Re-canvas of 80 cm by 67 cm.
Frame measuring 92 cm by 78 cm.
This superb portrait attributed to Bartholomeus van der Helst can be compared to other portraits made by the artist, notably that of the painter Paulus Potter, a few years later, in 1654. In addition to the stylistic aspects, the physical resemblance between the two young men is such that we can possibly think that it is the same person three years apart.
Bartholomeus van der Helst (1613-1670)
Bartholomeus van der Helst (Haarlem 1613 – buried December 16, 1670) was a Dutch painter who lived in Amsterdam from 1627.
Considered one of the leading portraitists of the Dutch Golden Age, his elegant portraits earned him the patronage of Amsterdam's elite as well as the stadtholder's circle. Besides portraits, van der Helst painted some genre paintings as well as biblical scenes and mythological subjects.
He was the fashionable portraitist of the rich bourgeoisie of Amsterdam, and this craze for his painting lasted throughout the 18th century. The numerous paintings known to him, very often signed and/or dated, range between 1634 and 1669. Until around 1648, his portraits, through their realism, their elegant sobriety (neutral backgrounds, chromatism limited to black, gray and the white of linen and lace), claim to be those of Elias with whom Van der Helst was certainly trained after his arrival in Amsterdam.

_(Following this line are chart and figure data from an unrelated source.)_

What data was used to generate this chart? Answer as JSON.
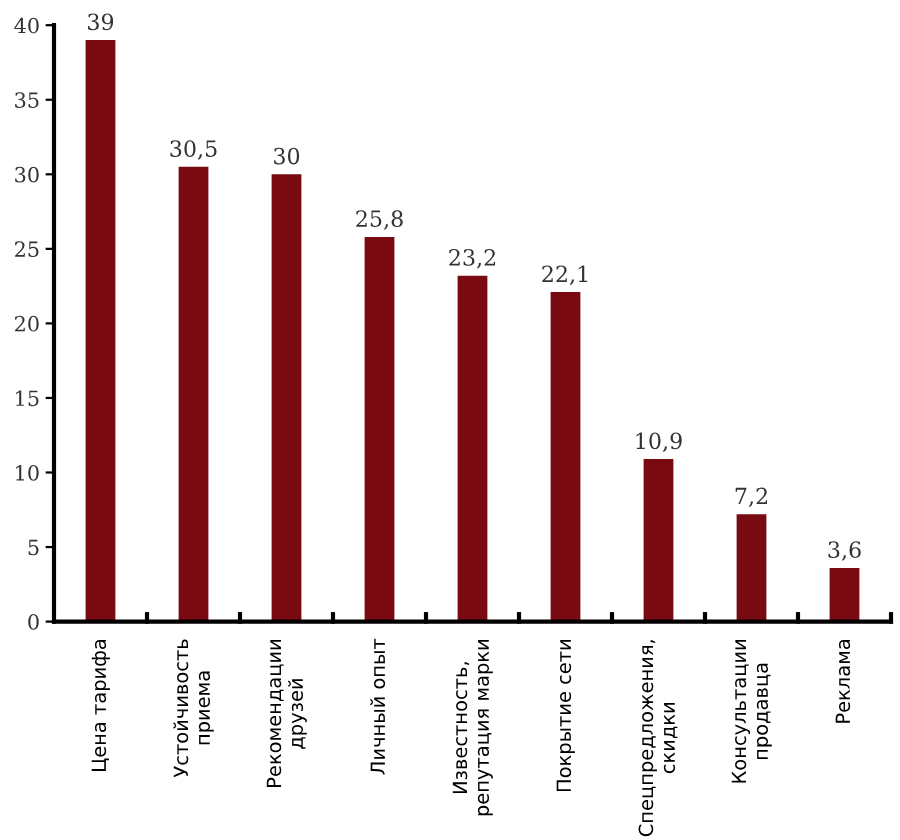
{
  "chart_data": {
    "type": "bar",
    "categories": [
      "Цена тарифа",
      "Устойчивость\nприема",
      "Рекомендации\nдрузей",
      "Личный опыт",
      "Известность,\nрепутация марки",
      "Покрытие сети",
      "Спецпредложения,\nскидки",
      "Консультации\nпродавца",
      "Реклама"
    ],
    "values": [
      39,
      30.5,
      30,
      25.8,
      23.2,
      22.1,
      10.9,
      7.2,
      3.6
    ],
    "value_labels": [
      "39",
      "30,5",
      "30",
      "25,8",
      "23,2",
      "22,1",
      "10,9",
      "7,2",
      "3,6"
    ],
    "color": "#7a0a12",
    "ylim": [
      0,
      40
    ],
    "yticks": [
      0,
      5,
      10,
      15,
      20,
      25,
      30,
      35,
      40
    ],
    "grid": false
  }
}
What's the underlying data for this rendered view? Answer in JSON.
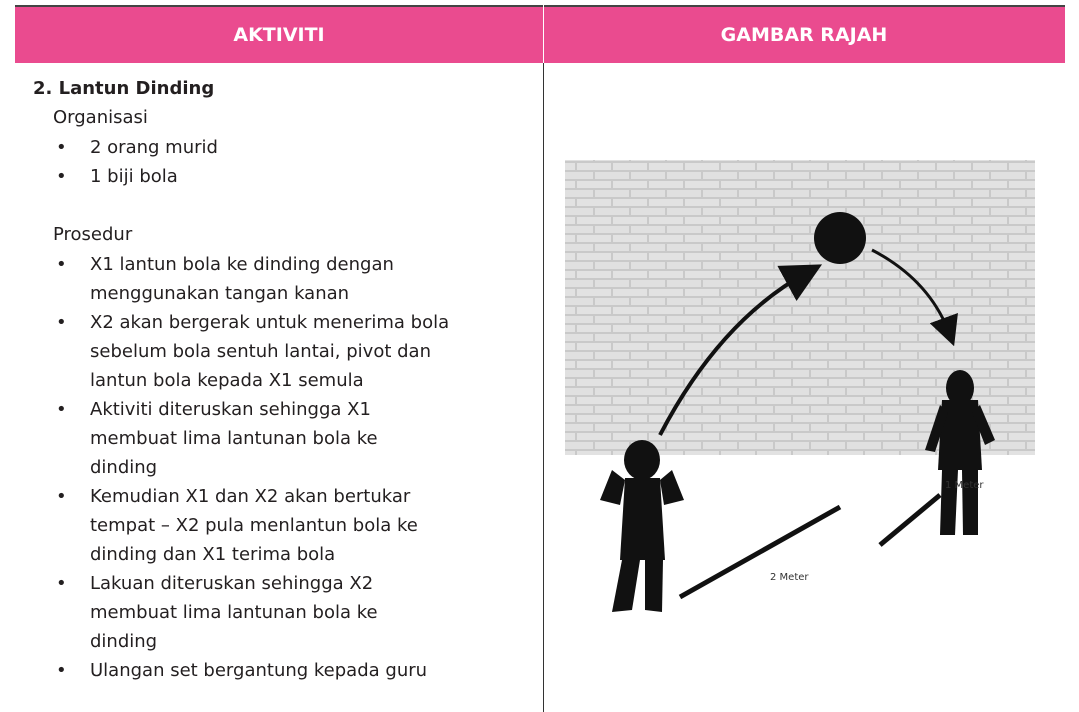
{
  "header": {
    "columns": [
      "AKTIVITI",
      "GAMBAR RAJAH"
    ]
  },
  "activity": {
    "title": "2.  Lantun Dinding",
    "sections": [
      {
        "heading": "Organisasi",
        "items": [
          [
            "2 orang murid"
          ],
          [
            "1 biji bola"
          ]
        ]
      },
      {
        "heading": "Prosedur",
        "items": [
          [
            "X1 lantun bola ke dinding dengan",
            "menggunakan tangan kanan"
          ],
          [
            "X2 akan bergerak untuk menerima bola",
            "sebelum bola sentuh lantai, pivot dan",
            "lantun bola kepada X1 semula"
          ],
          [
            "Aktiviti diteruskan sehingga X1",
            "membuat lima lantunan bola ke",
            "dinding"
          ],
          [
            "Kemudian X1 dan X2 akan bertukar",
            "tempat – X2 pula menlantun bola ke",
            "dinding dan X1 terima bola"
          ],
          [
            "Lakuan diteruskan sehingga X2",
            "membuat lima lantunan bola ke",
            "dinding"
          ],
          [
            "Ulangan set bergantung kepada guru"
          ]
        ]
      }
    ]
  },
  "diagram": {
    "labels": [
      "1 Meter",
      "2 Meter"
    ]
  }
}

Contrary to what is sometimes claimed, he was not a student of Frans Hals, whose touch he does not quite have as free, nor the same sense of chiaroscuro, the tight execution on the contrary, and the graphic effect refer well to Nicholaes Pickenoy Elias (this is all the more obvious when we look at the face of a portrait dated 1629 of Elias, Christie's New York, October 14 2021, lot 116, portrait of a gentleman)
If Hals exerted, indirectly, a certain influence on him as on all the Dutch portrait painters of the thirties, this action is combined with that, undeniable, of Rembrandt (himself installed in Amsterdam since 1631 and whose portraits immediately attracted a large clientele); certain effigies from the beginning of Van der Helst's career use mannerist formulas (the oval format, for example) that we find in Hals and Rembrandt.